Joy Ezeilo, speaking in Bangkok at the end of a 12-day trip, said she found that “internal trafficking in children is rampant” and that migrant, stateless and refugee children are most vulnerable.
“Root causes of trafficking, particularly demands for cheap and exploitative labor provided by migrant workers, are not being effectively addressed,” she said.
Ezelio said Thailand needs to protect migrant workers who increasingly are becoming vulnerable to forced and exploitative labor.
“Thailand faces significant challenges as a source, transit and destination country,” said Ezeilo, while calling on the government to promote a zero-tolerance stance against corruption.
Ezeilo, who works in an unpaid capacity and reports to the Geneva-based U.N. Human Rights Council, said the trend of trafficking of forced labor is growing in the “agricultural, construction and fishing industries,” U.N. News reported.

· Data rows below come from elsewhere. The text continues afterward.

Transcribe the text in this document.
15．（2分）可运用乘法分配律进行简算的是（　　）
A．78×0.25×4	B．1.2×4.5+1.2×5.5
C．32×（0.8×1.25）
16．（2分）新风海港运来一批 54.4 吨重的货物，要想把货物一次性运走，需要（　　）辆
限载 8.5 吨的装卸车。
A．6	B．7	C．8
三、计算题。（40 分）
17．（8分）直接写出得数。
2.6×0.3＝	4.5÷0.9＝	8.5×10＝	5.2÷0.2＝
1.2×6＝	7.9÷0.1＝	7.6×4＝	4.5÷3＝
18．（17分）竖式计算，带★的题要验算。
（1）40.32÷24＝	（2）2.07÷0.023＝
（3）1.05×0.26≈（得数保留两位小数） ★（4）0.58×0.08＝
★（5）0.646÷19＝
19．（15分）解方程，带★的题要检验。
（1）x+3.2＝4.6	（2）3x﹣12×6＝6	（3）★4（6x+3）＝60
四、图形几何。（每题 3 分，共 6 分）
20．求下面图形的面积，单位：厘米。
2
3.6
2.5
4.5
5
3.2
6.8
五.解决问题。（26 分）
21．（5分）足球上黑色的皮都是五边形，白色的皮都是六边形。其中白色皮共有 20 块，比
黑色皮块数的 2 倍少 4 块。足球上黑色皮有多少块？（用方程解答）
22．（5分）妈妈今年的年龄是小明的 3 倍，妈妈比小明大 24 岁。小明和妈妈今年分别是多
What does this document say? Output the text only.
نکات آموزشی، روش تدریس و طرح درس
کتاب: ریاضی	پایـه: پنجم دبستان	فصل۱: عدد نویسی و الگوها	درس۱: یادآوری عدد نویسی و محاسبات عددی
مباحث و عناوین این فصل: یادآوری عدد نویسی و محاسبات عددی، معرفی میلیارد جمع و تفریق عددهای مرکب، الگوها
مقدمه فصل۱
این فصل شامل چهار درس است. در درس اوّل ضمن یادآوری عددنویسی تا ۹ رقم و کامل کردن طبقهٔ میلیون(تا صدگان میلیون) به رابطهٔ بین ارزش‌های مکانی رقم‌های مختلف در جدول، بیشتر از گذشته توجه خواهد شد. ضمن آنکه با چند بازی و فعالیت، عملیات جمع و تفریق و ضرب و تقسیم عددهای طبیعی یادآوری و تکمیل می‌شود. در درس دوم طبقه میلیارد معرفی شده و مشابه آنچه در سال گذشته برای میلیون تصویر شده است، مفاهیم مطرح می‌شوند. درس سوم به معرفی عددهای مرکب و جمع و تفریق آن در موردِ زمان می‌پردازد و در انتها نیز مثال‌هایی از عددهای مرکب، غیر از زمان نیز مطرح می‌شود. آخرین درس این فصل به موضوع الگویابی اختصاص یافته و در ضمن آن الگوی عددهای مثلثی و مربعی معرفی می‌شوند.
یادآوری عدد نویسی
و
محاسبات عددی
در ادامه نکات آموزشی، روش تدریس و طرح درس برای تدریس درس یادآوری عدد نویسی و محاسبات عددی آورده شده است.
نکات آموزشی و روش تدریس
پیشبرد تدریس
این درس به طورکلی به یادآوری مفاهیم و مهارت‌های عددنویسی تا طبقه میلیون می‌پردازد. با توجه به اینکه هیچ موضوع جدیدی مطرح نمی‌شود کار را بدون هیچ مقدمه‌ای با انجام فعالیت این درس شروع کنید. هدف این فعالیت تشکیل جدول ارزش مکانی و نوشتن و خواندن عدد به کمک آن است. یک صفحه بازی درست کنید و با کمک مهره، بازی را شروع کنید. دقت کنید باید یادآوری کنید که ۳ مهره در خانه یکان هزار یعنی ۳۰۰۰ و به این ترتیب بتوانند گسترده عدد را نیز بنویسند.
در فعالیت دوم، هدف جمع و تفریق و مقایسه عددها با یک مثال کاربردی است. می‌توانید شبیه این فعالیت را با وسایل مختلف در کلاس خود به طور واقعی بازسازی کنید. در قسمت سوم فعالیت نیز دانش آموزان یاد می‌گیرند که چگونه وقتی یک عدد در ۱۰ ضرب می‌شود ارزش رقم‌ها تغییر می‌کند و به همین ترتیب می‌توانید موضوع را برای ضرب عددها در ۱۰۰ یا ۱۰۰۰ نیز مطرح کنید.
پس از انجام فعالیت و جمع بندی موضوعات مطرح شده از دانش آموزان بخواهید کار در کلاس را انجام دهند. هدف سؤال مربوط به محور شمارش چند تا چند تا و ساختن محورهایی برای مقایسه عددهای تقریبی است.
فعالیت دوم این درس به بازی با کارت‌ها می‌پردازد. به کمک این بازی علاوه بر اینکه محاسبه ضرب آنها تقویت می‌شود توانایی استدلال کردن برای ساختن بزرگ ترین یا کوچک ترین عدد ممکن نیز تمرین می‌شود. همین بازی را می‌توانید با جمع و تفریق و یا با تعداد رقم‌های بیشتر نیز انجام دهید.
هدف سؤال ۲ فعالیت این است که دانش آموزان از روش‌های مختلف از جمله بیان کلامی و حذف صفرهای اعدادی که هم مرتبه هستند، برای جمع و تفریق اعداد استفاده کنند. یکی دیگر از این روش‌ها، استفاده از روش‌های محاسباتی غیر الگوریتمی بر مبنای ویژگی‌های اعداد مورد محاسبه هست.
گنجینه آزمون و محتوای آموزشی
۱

Ezeilo praised the enactment of the Anti-Trafficking in Persons Act of 2008 in compliance with international standards, but said implementation and enforcement remains “weak and fragmented,” hampered by corruption, especially among low-level law enforcement officers at provincial and local levels.
The Bangkok Nation reported Tuesday that many people from neighboring nations pay smugglers to come to Thailand in search of a better life but are not aware of the risks of human trafficking.
The report said many of those migrants end up as slaves in brothels and factories, or on fishing boats.